Jul 24, 2020

Pam Demo

I steal color and shapes from Nature:  buff and rust sandstone; dark and orderly columnar basalt; rhythmic faulting of Idaho’s Basin and Range; the frozen flow of flood basalt, stacked gneiss; translucent agate and chalcedony; faulting; fracturing; compaction; up-thrust; over-thrust; outcrop; scarp; and the spread of till and sediment across the landscape -- my work is stolen from Nature.

Life details of other cultures, past and present, are intriguing:  clothing; jewelry; religion; graven images.  I steal others’ cultural details and tweak them to meet my own ends.   

The work makes itself:  I have little to do with control of it.  Results are best when it takes its own shape.

Ink-dyed paper, oil, acrylics, construction products, and found objects are my media--there is nothing that is not a consideration for use.  The work is fun from start to finish when control and chance determine the outcome--one never really knows the result except that there will be one.

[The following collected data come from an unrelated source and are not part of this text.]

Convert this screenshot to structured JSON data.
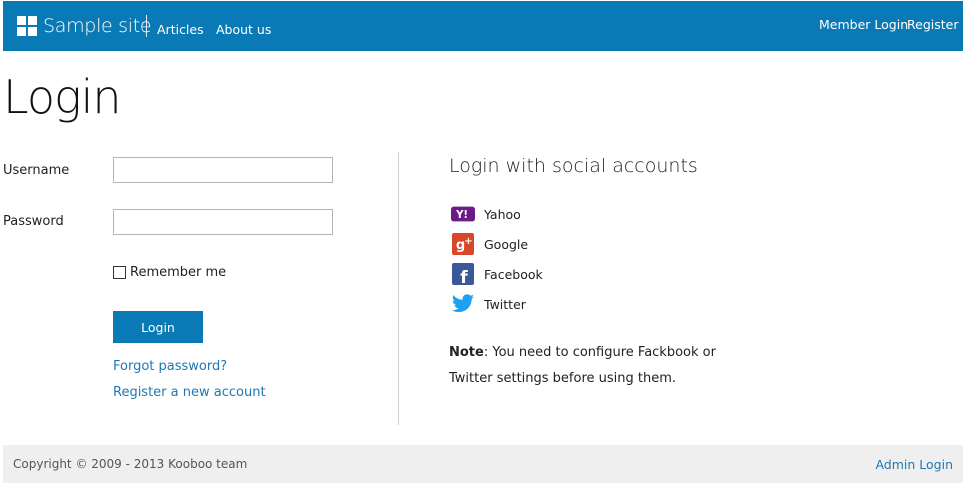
{
  "header": {
    "brand": "Sample site",
    "nav": [
      "Articles",
      "About us"
    ],
    "member_login": "Member Login",
    "register": "Register",
    "bar_color": "#0a7ab6"
  },
  "page": {
    "title": "Login"
  },
  "form": {
    "username_label": "Username",
    "username_value": "",
    "password_label": "Password",
    "password_value": "",
    "remember_label": "Remember me",
    "remember_checked": false,
    "login_button": "Login",
    "forgot_link": "Forgot password?",
    "register_link": "Register a new account"
  },
  "social": {
    "title": "Login with social accounts",
    "providers": [
      {
        "label": "Yahoo",
        "icon": "yahoo-icon"
      },
      {
        "label": "Google",
        "icon": "google-plus-icon"
      },
      {
        "label": "Facebook",
        "icon": "facebook-icon"
      },
      {
        "label": "Twitter",
        "icon": "twitter-icon"
      }
    ],
    "note_label": "Note",
    "note_text": ": You need to configure Fackbook or Twitter settings before using them."
  },
  "footer": {
    "copyright": "Copyright © 2009 - 2013 Kooboo team",
    "admin_login": "Admin Login"
  }
}
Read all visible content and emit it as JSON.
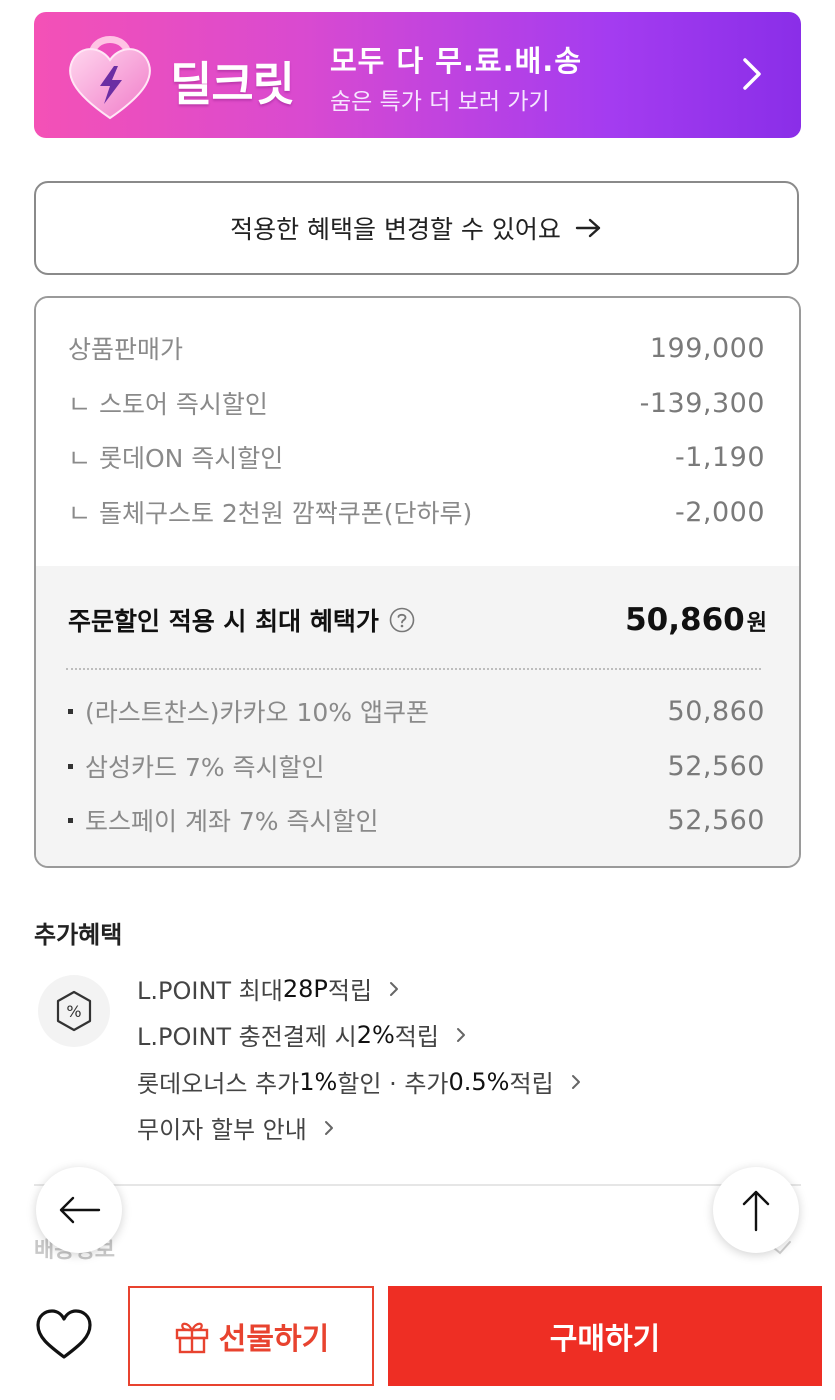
{
  "banner": {
    "logo_text": "딜크릿",
    "title": "모두 다 무.료.배.송",
    "subtitle": "숨은 특가 더 보러 가기"
  },
  "change_benefits": {
    "label": "적용한 혜택을 변경할 수 있어요"
  },
  "price": {
    "items": [
      {
        "label": "상품판매가",
        "value": "199,000"
      },
      {
        "label": "ㄴ 스토어 즉시할인",
        "value": "-139,300"
      },
      {
        "label": "ㄴ 롯데ON 즉시할인",
        "value": "-1,190"
      },
      {
        "label": "ㄴ 돌체구스토 2천원 깜짝쿠폰(단하루)",
        "value": "-2,000"
      }
    ],
    "max_label": "주문할인 적용 시 최대 혜택가",
    "max_value": "50,860",
    "max_unit": "원",
    "payment_options": [
      {
        "label": "(라스트찬스)카카오 10% 앱쿠폰",
        "value": "50,860"
      },
      {
        "label": "삼성카드 7% 즉시할인",
        "value": "52,560"
      },
      {
        "label": "토스페이 계좌 7% 즉시할인",
        "value": "52,560"
      }
    ]
  },
  "additional": {
    "title": "추가혜택",
    "badge": "%",
    "b1_pre": "L.POINT 최대 ",
    "b1_em": "28P",
    "b1_post": " 적립",
    "b2_pre": "L.POINT 충전결제 시 ",
    "b2_em": "2%",
    "b2_post": " 적립",
    "b3_pre": "롯데오너스 추가 ",
    "b3_em1": "1%",
    "b3_mid": " 할인 · 추가 ",
    "b3_em2": "0.5%",
    "b3_post": " 적립",
    "b4": "무이자 할부 안내"
  },
  "shipping": {
    "label": "배송정보"
  },
  "bottom": {
    "gift_label": "선물하기",
    "buy_label": "구매하기"
  },
  "colors": {
    "accent_red": "#ee2e24",
    "banner_start": "#f451b6",
    "banner_end": "#8a2ee8"
  }
}
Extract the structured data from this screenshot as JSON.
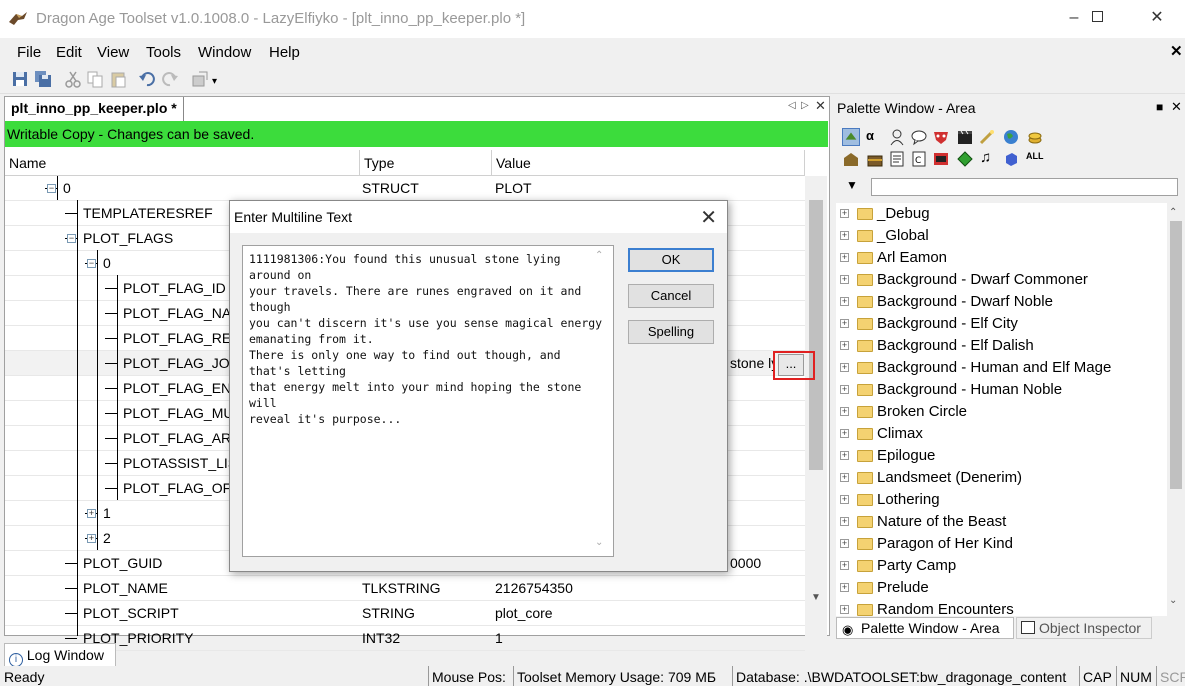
{
  "window": {
    "title": "Dragon Age Toolset v1.0.1008.0 - LazyElfiyko - [plt_inno_pp_keeper.plo *]"
  },
  "menu": [
    "File",
    "Edit",
    "View",
    "Tools",
    "Window",
    "Help"
  ],
  "document": {
    "tab_label": "plt_inno_pp_keeper.plo *",
    "status_banner": "Writable Copy - Changes can be saved.",
    "columns": {
      "name": "Name",
      "type": "Type",
      "value": "Value"
    },
    "rows": [
      {
        "name": "0",
        "type": "STRUCT",
        "value": "PLOT"
      },
      {
        "name": "TEMPLATERESREF",
        "type": "",
        "value": ""
      },
      {
        "name": "PLOT_FLAGS",
        "type": "",
        "value": ""
      },
      {
        "name": "0",
        "type": "",
        "value": ""
      },
      {
        "name": "PLOT_FLAG_ID",
        "type": "",
        "value": ""
      },
      {
        "name": "PLOT_FLAG_NAM",
        "type": "",
        "value": ""
      },
      {
        "name": "PLOT_FLAG_REW",
        "type": "",
        "value": ""
      },
      {
        "name": "PLOT_FLAG_JOU",
        "type": "",
        "value": "stone lyi"
      },
      {
        "name": "PLOT_FLAG_END",
        "type": "",
        "value": ""
      },
      {
        "name": "PLOT_FLAG_MUL",
        "type": "",
        "value": ""
      },
      {
        "name": "PLOT_FLAG_ARE",
        "type": "",
        "value": ""
      },
      {
        "name": "PLOTASSIST_LIST",
        "type": "",
        "value": ""
      },
      {
        "name": "PLOT_FLAG_OFF",
        "type": "",
        "value": ""
      },
      {
        "name": "1",
        "type": "",
        "value": ""
      },
      {
        "name": "2",
        "type": "",
        "value": ""
      },
      {
        "name": "PLOT_GUID",
        "type": "",
        "value": "0000"
      },
      {
        "name": "PLOT_NAME",
        "type": "TLKSTRING",
        "value": "2126754350"
      },
      {
        "name": "PLOT_SCRIPT",
        "type": "STRING",
        "value": "plot_core"
      },
      {
        "name": "PLOT_PRIORITY",
        "type": "INT32",
        "value": "1"
      }
    ],
    "ellipsis_button": "..."
  },
  "dialog": {
    "title": "Enter Multiline Text",
    "text": "1111981306:You found this unusual stone lying around on\nyour travels. There are runes engraved on it and though\nyou can't discern it's use you sense magical energy\nemanating from it.\nThere is only one way to find out though, and that's letting\nthat energy melt into your mind hoping the stone will\nreveal it's purpose...",
    "ok": "OK",
    "cancel": "Cancel",
    "spelling": "Spelling"
  },
  "palette": {
    "title": "Palette Window - Area",
    "items": [
      "_Debug",
      "_Global",
      "Arl Eamon",
      "Background - Dwarf Commoner",
      "Background - Dwarf Noble",
      "Background - Elf City",
      "Background - Elf Dalish",
      "Background - Human and Elf Mage",
      "Background - Human Noble",
      "Broken Circle",
      "Climax",
      "Epilogue",
      "Landsmeet (Denerim)",
      "Lothering",
      "Nature of the Beast",
      "Paragon of Her Kind",
      "Party Camp",
      "Prelude",
      "Random Encounters"
    ],
    "tab_palette": "Palette Window - Area",
    "tab_inspector": "Object Inspector"
  },
  "log_tab": "Log Window",
  "status": {
    "ready": "Ready",
    "mouse_pos": "Mouse Pos:",
    "memory": "Toolset Memory Usage: 709 МБ",
    "database": "Database: .\\BWDATOOLSET:bw_dragonage_content",
    "cap": "CAP",
    "num": "NUM",
    "scr": "SCR"
  }
}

My work is not profound:  I have no political agenda and make no social or moral statements.  I make art for the fun, color and construction of it -- each work is a puzzle to be solved by balancing texture, shape and color.  Geology, topography, and the Idaho landscape provide the solutions.

I steal art-forms from Nature and other cultures then tweak them into art.  I am a thief.